One side actually wants to get the number of abortions as low as possible; the other wants to eviscerate Griswold and establish an unconscionable level of control over womens' (specifically) sex lives. Perhaps this would be less of a "contentious issue" if the media presented it as such, rather than continuing this noxious pretense that if we squint hard enough, maybe 2+2 really does equal five.
Abstinence is a perfectly valid idea, but not in the context of ignorance. What confuses kids more than anything else is being lied to about the facts, or having those facts hidden from them in the hope that they'll never find out.
ReplyDeleteIt's like the War On Some Drugs -- the kid gets told that one puff from a joint will alter his DNA and fuck up his entire life. When he tries it anyway and finds out that that, in and of itself, is not the case, he frequently assumes everything he's been told about harder, more dangerous drugs is also bullshit.
I certainly don't want to give kids some sort of carte blanche to be reckless and irresponsible either, but the fact of the matter is that you need every resource available to arm them against potential life-altering problems. Education is one, parental involvement is another, this pill is yet another, under certain circumstances.
And once again, this pill does not snuff out life, no matter how you define it. Read the Pharyngula link from the post; it explains precisely how this works. It basically ramps up the hormones that prevent ovulation. In other words, not only is there not a fertilized egg, there's not even an egg to be fertilized.
It is not "population control", it is reproductive control for individuals to exercise as citizens of a free society. It is exceptionally irresponsible of you to say something as ridiculous as "it is basically equivalent to murder". It is not remotely equivalent to murder. It prevents the issuance of an egg.
It is this kind of addled rhetoric that leads to such irresponsible policies in general, because just enough people are bamboozled by the emotionalism of it to stamp their feet in unison.

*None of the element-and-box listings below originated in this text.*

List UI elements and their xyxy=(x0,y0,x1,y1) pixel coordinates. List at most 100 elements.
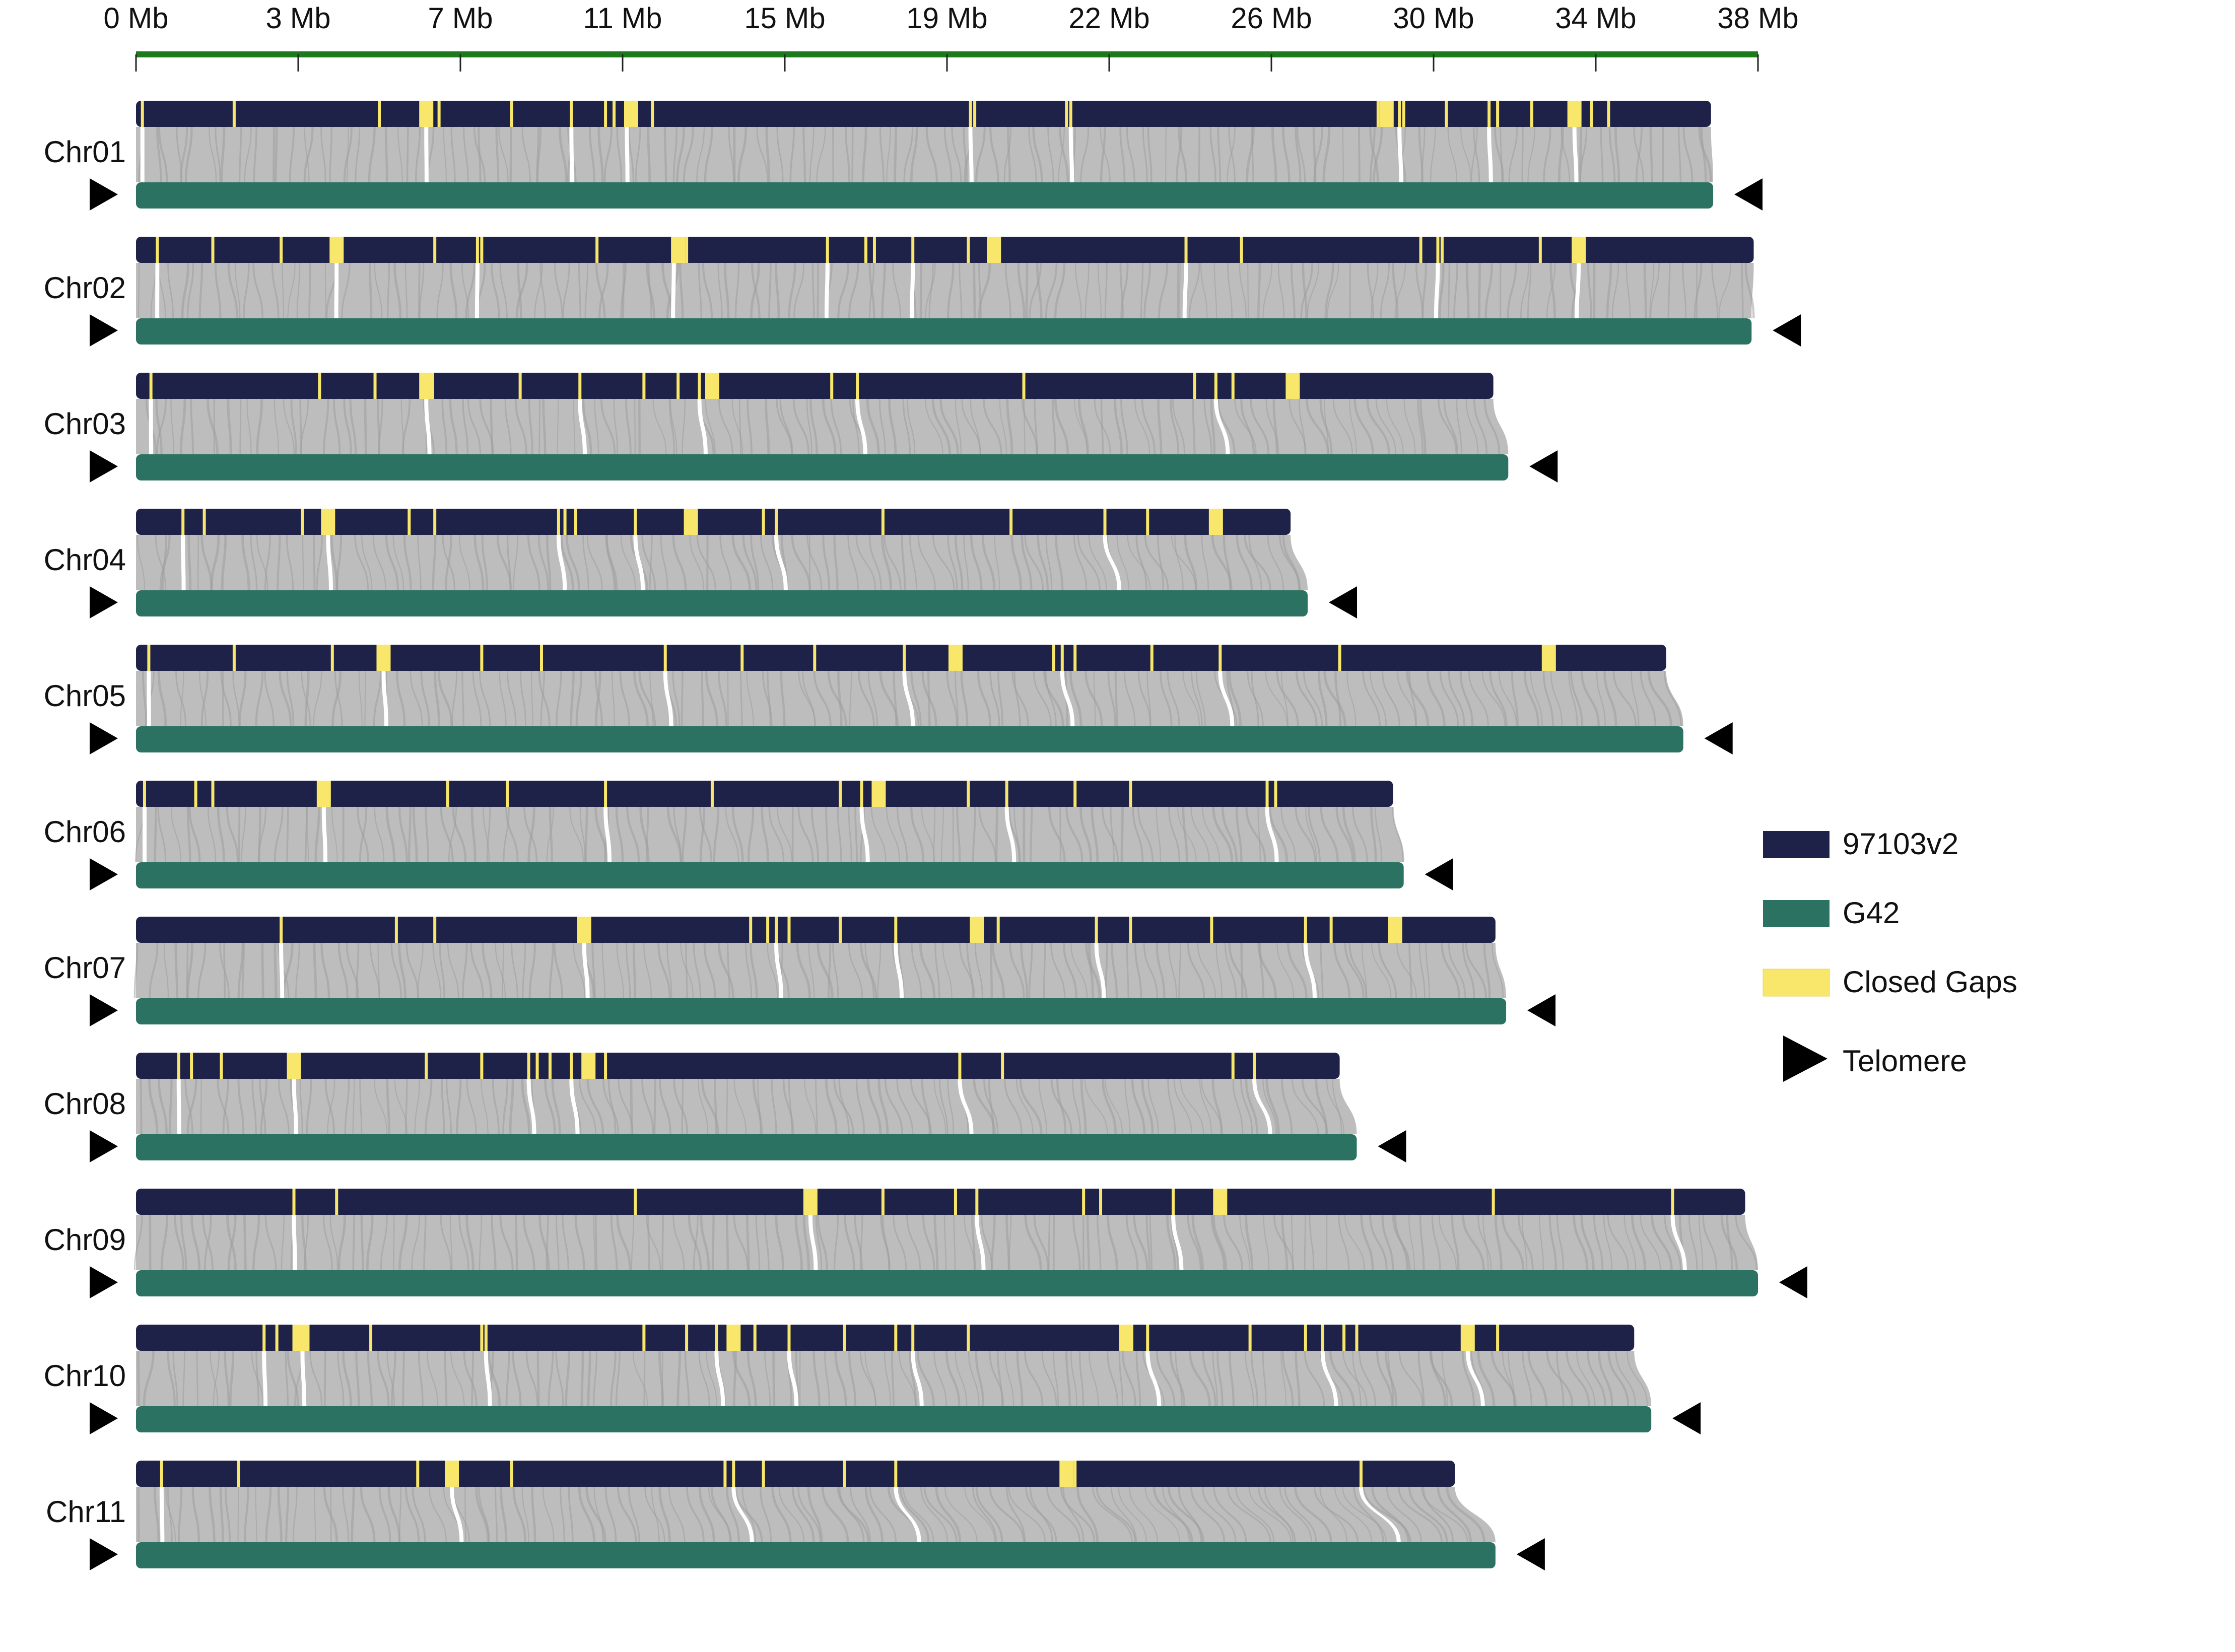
synteny-link xyxy=(499,1214,514,1271)
telomere-right-icon xyxy=(1378,1130,1406,1162)
synteny-link xyxy=(711,1214,715,1271)
synteny-link xyxy=(1239,1214,1250,1271)
telomere-left-icon xyxy=(90,858,118,890)
synteny-link xyxy=(1114,398,1123,455)
synteny-link xyxy=(514,398,527,455)
synteny-link xyxy=(167,1486,173,1543)
synteny-link xyxy=(1418,942,1426,999)
synteny-link xyxy=(1007,126,1011,183)
synteny-link xyxy=(731,534,752,591)
synteny-link xyxy=(938,1078,949,1135)
alignment-gap xyxy=(484,1351,492,1406)
synteny-link xyxy=(188,806,201,863)
closed-gap xyxy=(563,509,567,535)
synteny-link xyxy=(1051,398,1056,455)
closed-gap xyxy=(280,237,283,263)
synteny-link xyxy=(830,398,842,455)
synteny-link xyxy=(1124,670,1136,727)
synteny-link xyxy=(199,670,207,727)
synteny-link xyxy=(1667,262,1671,319)
synteny-link xyxy=(989,1486,1025,1543)
synteny-link xyxy=(780,670,786,727)
synteny-link xyxy=(866,1078,882,1135)
synteny-link xyxy=(879,126,885,183)
synteny-link xyxy=(414,1078,420,1135)
closed-gap xyxy=(1541,645,1556,671)
synteny-link xyxy=(364,398,367,455)
synteny-link xyxy=(1580,670,1600,727)
synteny-link xyxy=(1187,942,1205,999)
telomere-right-icon xyxy=(1734,178,1763,211)
synteny-link xyxy=(1144,534,1169,591)
synteny-link xyxy=(1024,1214,1042,1271)
synteny-link xyxy=(645,806,649,863)
ref-chromosome-bar xyxy=(136,509,1291,535)
synteny-link xyxy=(221,534,227,591)
synteny-link xyxy=(822,398,837,455)
synteny-link xyxy=(1106,1214,1118,1271)
synteny-link xyxy=(1477,1214,1492,1271)
closed-gap xyxy=(685,1325,689,1351)
synteny-link xyxy=(1131,1078,1146,1135)
synteny-link xyxy=(1203,398,1212,455)
synteny-link xyxy=(1200,262,1208,319)
synteny-link xyxy=(521,1078,531,1135)
synteny-link xyxy=(638,670,656,727)
ref-chromosome-bar xyxy=(136,373,1494,399)
synteny-link xyxy=(1019,1078,1043,1135)
query-chromosome-bar xyxy=(136,998,1507,1024)
synteny-link xyxy=(500,1486,508,1543)
alignment-gap xyxy=(774,943,784,998)
synteny-link xyxy=(295,942,300,999)
synteny-link xyxy=(320,942,330,999)
closed-gap xyxy=(1073,645,1077,671)
alignment-gap xyxy=(262,1351,268,1406)
synteny-link xyxy=(1465,942,1487,999)
synteny-link xyxy=(733,1078,747,1135)
synteny-link xyxy=(158,126,168,183)
synteny-link xyxy=(633,670,649,727)
synteny-link xyxy=(586,534,603,591)
alignment-gap xyxy=(911,1351,924,1406)
scale-tick-label: 30 Mb xyxy=(1393,2,1474,35)
synteny-link xyxy=(1127,534,1151,591)
synteny-link xyxy=(1101,806,1119,863)
synteny-link xyxy=(557,398,559,455)
synteny-link xyxy=(1118,1350,1124,1407)
synteny-link xyxy=(360,1214,364,1271)
synteny-link xyxy=(1281,1078,1293,1135)
synteny-link xyxy=(1265,1078,1280,1135)
closed-gap xyxy=(316,781,331,807)
synteny-link xyxy=(966,942,974,999)
synteny-link xyxy=(1088,534,1107,591)
alignment-gap xyxy=(714,1351,725,1406)
synteny-link xyxy=(594,398,599,455)
synteny-link xyxy=(1702,1214,1718,1271)
synteny-link xyxy=(198,262,204,319)
synteny-link xyxy=(859,1214,863,1271)
synteny-link xyxy=(1344,942,1365,999)
synteny-link xyxy=(426,1350,439,1407)
synteny-link xyxy=(336,534,343,591)
synteny-link xyxy=(1119,262,1124,319)
synteny-link xyxy=(1048,1214,1051,1271)
synteny-link xyxy=(479,670,491,727)
alignment-gap xyxy=(578,399,587,454)
synteny-link xyxy=(864,1350,876,1407)
synteny-link xyxy=(1568,670,1578,727)
synteny-link xyxy=(616,1214,632,1271)
synteny-link xyxy=(959,942,976,999)
synteny-link xyxy=(1317,670,1328,727)
synteny-link xyxy=(594,1214,598,1271)
synteny-link xyxy=(933,1350,947,1407)
synteny-links xyxy=(137,1350,1648,1407)
synteny-link xyxy=(1121,1350,1136,1407)
synteny-link xyxy=(902,398,911,455)
synteny-link xyxy=(1222,806,1238,863)
synteny-link xyxy=(209,1486,216,1543)
synteny-link xyxy=(1202,806,1221,863)
closed-gap xyxy=(634,1189,637,1215)
synteny-link xyxy=(935,1486,962,1543)
ref-chromosome-bar xyxy=(136,1053,1340,1079)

Right, Emily. The rhetoric which some of them stoop to is truly bizarre. I'm not sure if the key to wedging them is by just avoiding the supposed moral implications and simply framing it as an issue of control (which it is), or what.
ReplyDeleteThey literally live and breathe on these political points, and short of getting them out of their cocoon to see how real people live out in the real world, there's not a whole hell of a lot anyone can do to reason with them.